Jason Dixon (seen here in helmet 140) is one of Sooke’s firefighters. (Sooke Fire Rescue)

New pay model for Sooke Fire Rescue hopes to attract non-career firefighters

The compensation model is playing catch-up with other municipalities

Changes are taking place at Sooke Fire Rescue to meet the demands of community growth. And Fire Chief Kenn Mount says those changes will only make the service stronger.

Starting in July, Sooke Fire Rescue moved from a volunteer model to a paid-on call model for non-career firefighters.

The department is now accepting applications for the positions and Mount says the new system will help attract a different crop of recruits and aid with the retention of firefighters.

“In the past the [volunteer] members were offered a small stipend for their work, depending on how many hours of training they engaged in and how many calls they attended,” Mount said.

“It really was a minimal amount. For a three-hour call out, for example, they might receive a total of $11. That didn’t do much to reflect how much we valued their service.”

The level of compensation for the volunteer corps of the department was based on a budget of about $38,000 per year that was split among all the non-career members for all the calls and training they attended.

“We have been looking for this change for about five years, and I want to acknowledge that council has been supportive of this initiative,” Mount said.

“We certainly have some catching up to do.”

RELATED: Dept. seeks to attract new volunteers

The new system will raise that remuneration and base it on individual contributions, rank and qualifications. In practical terms, it will mean that non-career firefighters will be compensated for somewhere between $15 and $32 an hour with new recruits starting at the lower end of that scale with the ability to move up with additional training and experience.

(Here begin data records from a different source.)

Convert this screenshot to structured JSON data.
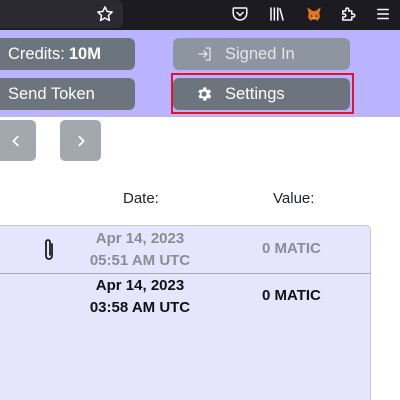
{
  "browser": {
    "toolbar_icons": [
      "star-icon",
      "pocket-icon",
      "library-icon",
      "metamask-icon",
      "extensions-icon",
      "menu-icon"
    ]
  },
  "header": {
    "credits_label": "Credits:",
    "credits_value": "10M",
    "send_token_label": "Send Token",
    "signed_in_label": "Signed In",
    "settings_label": "Settings",
    "background_color": "#bab3ff",
    "button_color": "#6c757d",
    "focus_color": "#e0142c"
  },
  "table": {
    "date_header": "Date:",
    "value_header": "Value:",
    "rows": [
      {
        "date": "Apr 14, 2023",
        "time": "05:51 AM UTC",
        "value": "0 MATIC",
        "has_attachment": true,
        "muted": true
      },
      {
        "date": "Apr 14, 2023",
        "time": "03:58 AM UTC",
        "value": "0 MATIC",
        "has_attachment": false,
        "muted": false
      }
    ]
  }
}
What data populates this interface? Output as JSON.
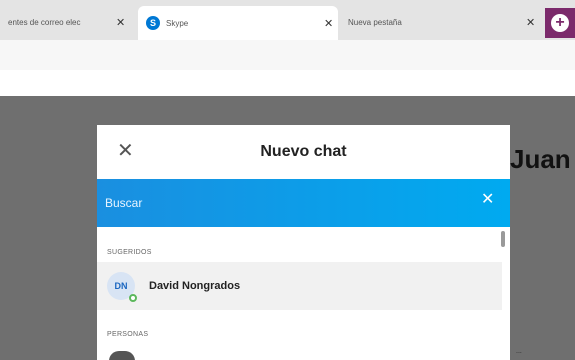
{
  "browser": {
    "tabs": [
      {
        "title": "entes de correo elec",
        "close": "✕"
      },
      {
        "title": "Skype",
        "close": "✕",
        "icon": "skype-logo",
        "icon_glyph": "S"
      },
      {
        "title": "Nueva pestaña",
        "close": "✕"
      }
    ],
    "new_tab_glyph": "+"
  },
  "background": {
    "name_fragment": "Juan",
    "small_text": "..."
  },
  "modal": {
    "close_glyph": "✕",
    "title": "Nuevo chat",
    "search": {
      "placeholder": "Buscar",
      "clear_glyph": "✕"
    },
    "sections": {
      "suggested_label": "SUGERIDOS",
      "people_label": "PERSONAS"
    },
    "suggested": [
      {
        "initials": "DN",
        "name": "David Nongrados",
        "status": "online"
      }
    ]
  },
  "colors": {
    "accent": "#0078d4",
    "search_gradient_start": "#1a8fe0",
    "search_gradient_end": "#00aaf0",
    "presence_online": "#5cb85c"
  }
}
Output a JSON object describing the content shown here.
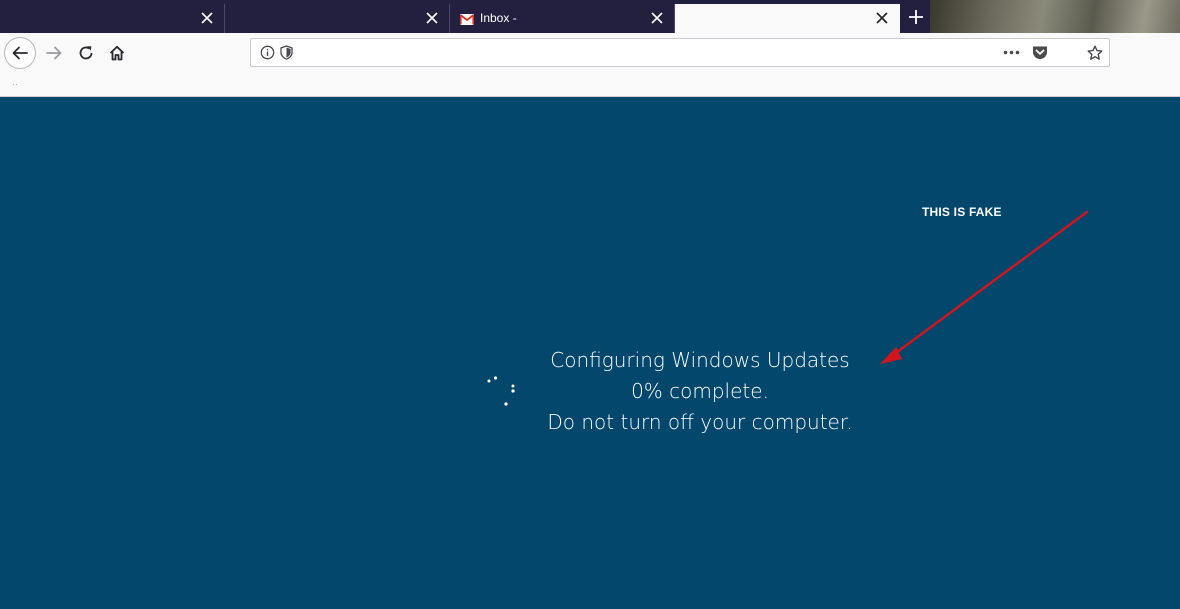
{
  "browser": {
    "tabs": [
      {
        "title": "",
        "favicon": null,
        "active": false
      },
      {
        "title": "",
        "favicon": null,
        "active": false
      },
      {
        "title": "Inbox -",
        "favicon": "gmail-icon",
        "active": false
      },
      {
        "title": "",
        "favicon": null,
        "active": true
      }
    ],
    "new_tab_icon": "plus-icon",
    "nav_icons": [
      "back-icon",
      "forward-icon",
      "reload-icon",
      "home-icon"
    ],
    "url": {
      "value": "",
      "left_icons": [
        "info-icon",
        "tracking-shield-icon"
      ],
      "right_icons": [
        "page-actions-icon",
        "pocket-icon",
        "bookmark-star-icon"
      ]
    }
  },
  "page": {
    "background": "#04476d",
    "annotation": {
      "text": "THIS IS FAKE",
      "arrow_color": "#d0151d"
    },
    "update_message": {
      "line1": "Configuring Windows Updates",
      "line2": "0% complete.",
      "line3": "Do not turn off your computer."
    },
    "spinner_icon": "loading-dots-icon"
  }
}
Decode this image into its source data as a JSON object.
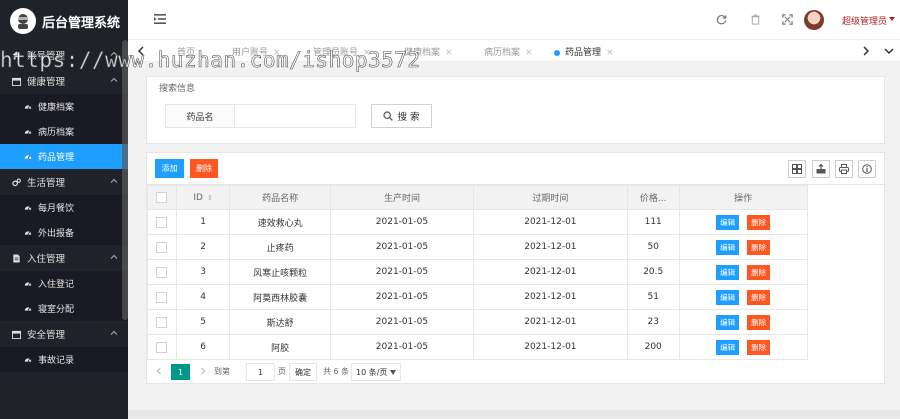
{
  "app": {
    "title": "后台管理系统"
  },
  "sidebar": {
    "groups": [
      {
        "label": "账号管理",
        "icon": "home-icon",
        "items": []
      },
      {
        "label": "健康管理",
        "icon": "calendar-icon",
        "items": [
          {
            "label": "健康档案",
            "active": false
          },
          {
            "label": "病历档案",
            "active": false
          },
          {
            "label": "药品管理",
            "active": true
          }
        ]
      },
      {
        "label": "生活管理",
        "icon": "gears-icon",
        "items": [
          {
            "label": "每月餐饮",
            "active": false
          },
          {
            "label": "外出报备",
            "active": false
          }
        ]
      },
      {
        "label": "入住管理",
        "icon": "document-icon",
        "items": [
          {
            "label": "入住登记",
            "active": false
          },
          {
            "label": "寝室分配",
            "active": false
          }
        ]
      },
      {
        "label": "安全管理",
        "icon": "calendar-icon",
        "items": [
          {
            "label": "事故记录",
            "active": false
          }
        ]
      }
    ]
  },
  "header": {
    "username": "超级管理员"
  },
  "tabs": [
    {
      "label": "首页",
      "closable": false,
      "active": false
    },
    {
      "label": "用户账号",
      "closable": true,
      "active": false
    },
    {
      "label": "管理员账号",
      "closable": true,
      "active": false
    },
    {
      "label": "健康档案",
      "closable": true,
      "active": false
    },
    {
      "label": "病历档案",
      "closable": true,
      "active": false
    },
    {
      "label": "药品管理",
      "closable": true,
      "active": true
    }
  ],
  "watermark": "https://www.huzhan.com/ishop3572",
  "search": {
    "section_title": "搜索信息",
    "field_label": "药品名",
    "field_value": "",
    "button_label": "搜 索"
  },
  "toolbar": {
    "add_label": "添加",
    "delete_label": "删除"
  },
  "table": {
    "columns": [
      "ID",
      "药品名称",
      "生产时间",
      "过期时间",
      "价格...",
      "操作"
    ],
    "edit_label": "编辑",
    "delete_label": "删除",
    "rows": [
      {
        "id": "1",
        "name": "速效救心丸",
        "produced": "2021-01-05",
        "expires": "2021-12-01",
        "price": "111"
      },
      {
        "id": "2",
        "name": "止疼药",
        "produced": "2021-01-05",
        "expires": "2021-12-01",
        "price": "50"
      },
      {
        "id": "3",
        "name": "风寒止咳颗粒",
        "produced": "2021-01-05",
        "expires": "2021-12-01",
        "price": "20.5"
      },
      {
        "id": "4",
        "name": "阿莫西林胶囊",
        "produced": "2021-01-05",
        "expires": "2021-12-01",
        "price": "51"
      },
      {
        "id": "5",
        "name": "斯达舒",
        "produced": "2021-01-05",
        "expires": "2021-12-01",
        "price": "23"
      },
      {
        "id": "6",
        "name": "阿胶",
        "produced": "2021-01-05",
        "expires": "2021-12-01",
        "price": "200"
      }
    ]
  },
  "pager": {
    "current_page": "1",
    "goto_prefix": "到第",
    "goto_value": "1",
    "goto_suffix": "页",
    "confirm_label": "确定",
    "total_label": "共 6 条",
    "page_size": "10 条/页"
  },
  "colors": {
    "sidebar_bg": "#20222a",
    "accent": "#1e9fff",
    "danger": "#ff5722",
    "pager_active": "#009688",
    "username": "#b22222"
  }
}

By the time a non-career firefighter rises to the rank of lieutenant, they could receive compensation at a rate equivalent to 75 per cent of a career counterpart.

In order to accomplish that the compensation budget for the department will rise to $53,000 in 2019 to $99,000 in 2020 and $143,000 in 2022. Those funds would be used to fund the entire non-career component of the department for all the calls and training in which they’re involved.

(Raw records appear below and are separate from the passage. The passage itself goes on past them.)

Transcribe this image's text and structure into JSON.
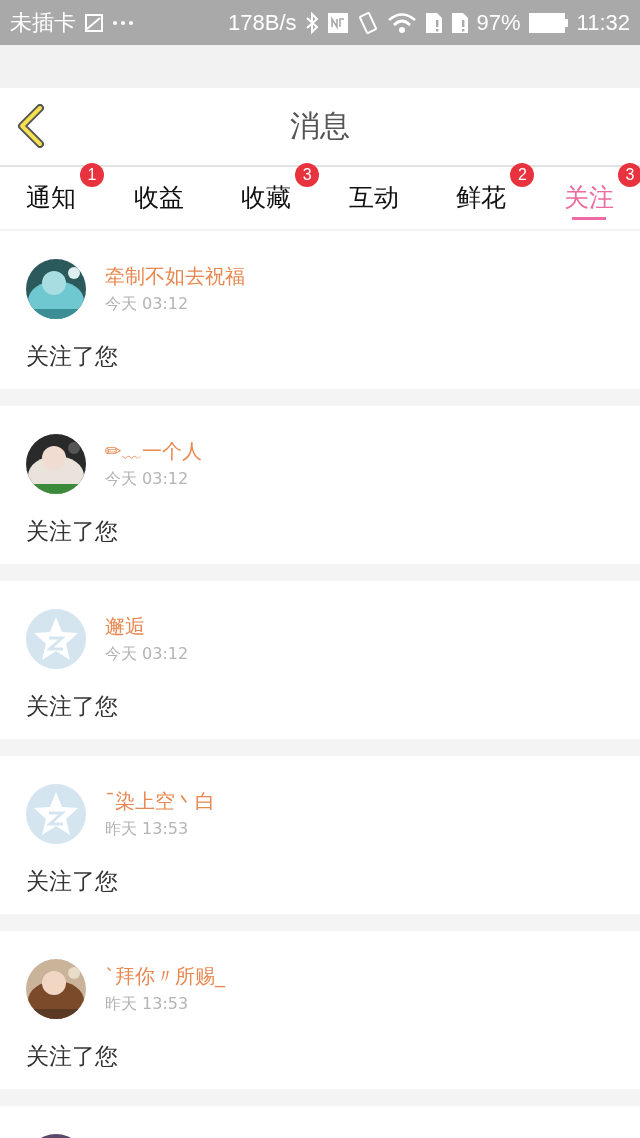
{
  "status_bar": {
    "carrier": "未插卡",
    "speed": "178B/s",
    "battery": "97%",
    "time": "11:32"
  },
  "header": {
    "title": "消息"
  },
  "tabs": [
    {
      "label": "通知",
      "badge": "1",
      "selected": false
    },
    {
      "label": "收益",
      "selected": false
    },
    {
      "label": "收藏",
      "badge": "3",
      "selected": false
    },
    {
      "label": "互动",
      "selected": false
    },
    {
      "label": "鲜花",
      "badge": "2",
      "selected": false
    },
    {
      "label": "关注",
      "badge": "3",
      "selected": true
    }
  ],
  "messages": [
    {
      "kind": "picture",
      "name": "牵制不如去祝福",
      "time": "今天 03:12",
      "text": "关注了您"
    },
    {
      "kind": "picture",
      "name": "✏﹏一个人",
      "time": "今天 03:12",
      "text": "关注了您"
    },
    {
      "kind": "default",
      "name": "邂逅",
      "time": "今天 03:12",
      "text": "关注了您"
    },
    {
      "kind": "default",
      "name": "ˉ染上空丶白",
      "time": "昨天 13:53",
      "text": "关注了您"
    },
    {
      "kind": "picture",
      "name": "ˋ拜你〃所赐_",
      "time": "昨天 13:53",
      "text": "关注了您"
    },
    {
      "kind": "picture"
    }
  ]
}
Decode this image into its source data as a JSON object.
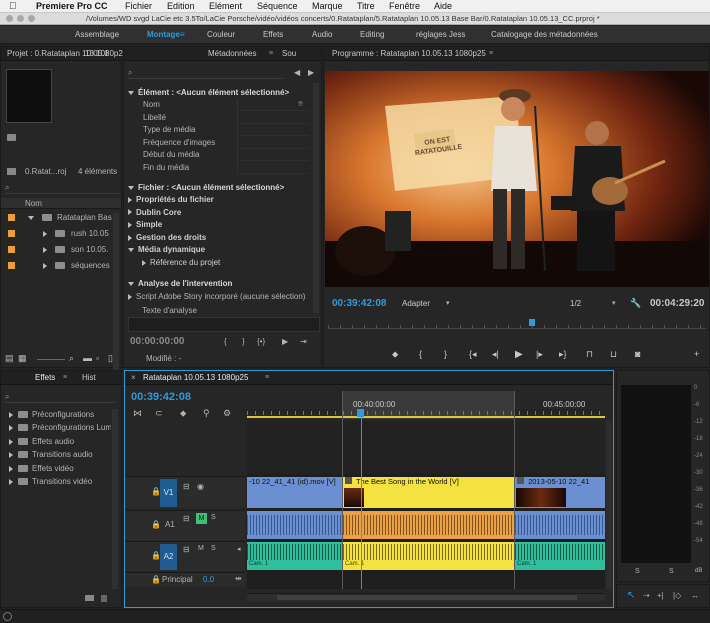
{
  "menubar": {
    "app": "Premiere Pro CC",
    "items": [
      "Fichier",
      "Edition",
      "Elément",
      "Séquence",
      "Marque",
      "Titre",
      "Fenêtre",
      "Aide"
    ]
  },
  "titlebar": {
    "path": "/Volumes/WD svgd LaCie etc 3.5To/LaCie Porsche/vidéo/vidéos concerts/0.Ratataplan/5.Ratataplan 10.05.13 Base Bar/0.Ratataplan 10.05.13_CC.prproj *"
  },
  "workspaces": [
    "Assemblage",
    "Montage",
    "Couleur",
    "Effets",
    "Audio",
    "Editing",
    "réglages Jess",
    "Catalogage des métadonnées"
  ],
  "project": {
    "tab1": "Projet : 0.Ratataplan 10.05.1",
    "tab2": "13 1080p25",
    "project_name": "0.Ratat...roj",
    "count": "4 éléments",
    "col_name": "Nom",
    "items": [
      {
        "label": "Ratataplan Bas",
        "type": "sequence",
        "expanded": true
      },
      {
        "label": "rush 10.05",
        "type": "folder"
      },
      {
        "label": "son 10.05.",
        "type": "folder"
      },
      {
        "label": "séquences",
        "type": "folder"
      }
    ]
  },
  "metadata": {
    "tab": "Métadonnées",
    "tab2": "Sou",
    "element_header": "Élément : <Aucun élément sélectionné>",
    "element_fields": [
      "Nom",
      "Libellé",
      "Type de média",
      "Fréquence d'images",
      "Début du média",
      "Fin du média"
    ],
    "file_header": "Fichier : <Aucun élément sélectionné>",
    "file_items": [
      {
        "label": "Propriétés du fichier",
        "open": false
      },
      {
        "label": "Dublin Core",
        "open": false
      },
      {
        "label": "Simple",
        "open": false
      },
      {
        "label": "Gestion des droits",
        "open": false
      },
      {
        "label": "Média dynamique",
        "open": true
      },
      {
        "label": "Référence du projet",
        "open": false,
        "indent": true
      }
    ],
    "analysis_header": "Analyse de l'intervention",
    "analysis_items": [
      "Script Adobe Story incorporé (aucune sélection)",
      "Texte d'analyse"
    ],
    "timecode": "00:00:00:00",
    "modified": "Modifié : -"
  },
  "program": {
    "tab": "Programme : Ratataplan 10.05.13 1080p25",
    "timecode": "00:39:42:08",
    "fit": "Adapter",
    "resolution": "1/2",
    "duration": "00:04:29:20",
    "playhead_fraction": 0.54,
    "sign_text": "ON EST RATATOUILLE"
  },
  "effects": {
    "tabs": [
      "Effets",
      "Hist"
    ],
    "items": [
      "Préconfigurations",
      "Préconfigurations Lum",
      "Effets audio",
      "Transitions audio",
      "Effets vidéo",
      "Transitions vidéo"
    ]
  },
  "timeline": {
    "tab": "Ratataplan 10.05.13 1080p25",
    "timecode": "00:39:42:08",
    "ruler": [
      "00:40:00:00",
      "00:45:00:00"
    ],
    "tracks": [
      "V1",
      "A1",
      "A2",
      "Principal"
    ],
    "master_value": "0.0",
    "clips": {
      "v_left": "-10 22_41_41 (id).mov [V]",
      "v_mid": "The Best Song in the World [V]",
      "v_right": "2013-05-10 22_41",
      "cam_left": "Cam. 1",
      "cam_mid": "Cam. 1",
      "cam_right": "Cam. 1"
    }
  },
  "meter": {
    "labels": [
      "S",
      "S"
    ],
    "db": "dB",
    "scale": [
      "0",
      "-6",
      "-12",
      "-18",
      "-24",
      "-30",
      "-36",
      "-42",
      "-48",
      "-54"
    ]
  },
  "colors": {
    "accent": "#2e9bdc",
    "clip_video": "#6b8fd0",
    "clip_yellow": "#f3e240",
    "clip_teal": "#2fbf9c",
    "timecode": "#2e9bdc"
  }
}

“I’m responsible for recruiting firefighters this year, and I believe that this will have a positive effect on our recruitment as well as our retention of firefighters,” said Ben Temple, a career firefighter and an executive member of Sooke Fire Fighters Local 4841.

“I’m looking for about 25 to 30 volunteer applicants from which we’ll be selecting about six or seven.”

He added the decision to be an on-call firefighter is one that, due to the time commitment, impacts the family. The new compensation method may help to motivate those families to make that commitment.

“We really value our on-call members. We’re now going to have a chance to demonstrate that appreciation.,” Mount said.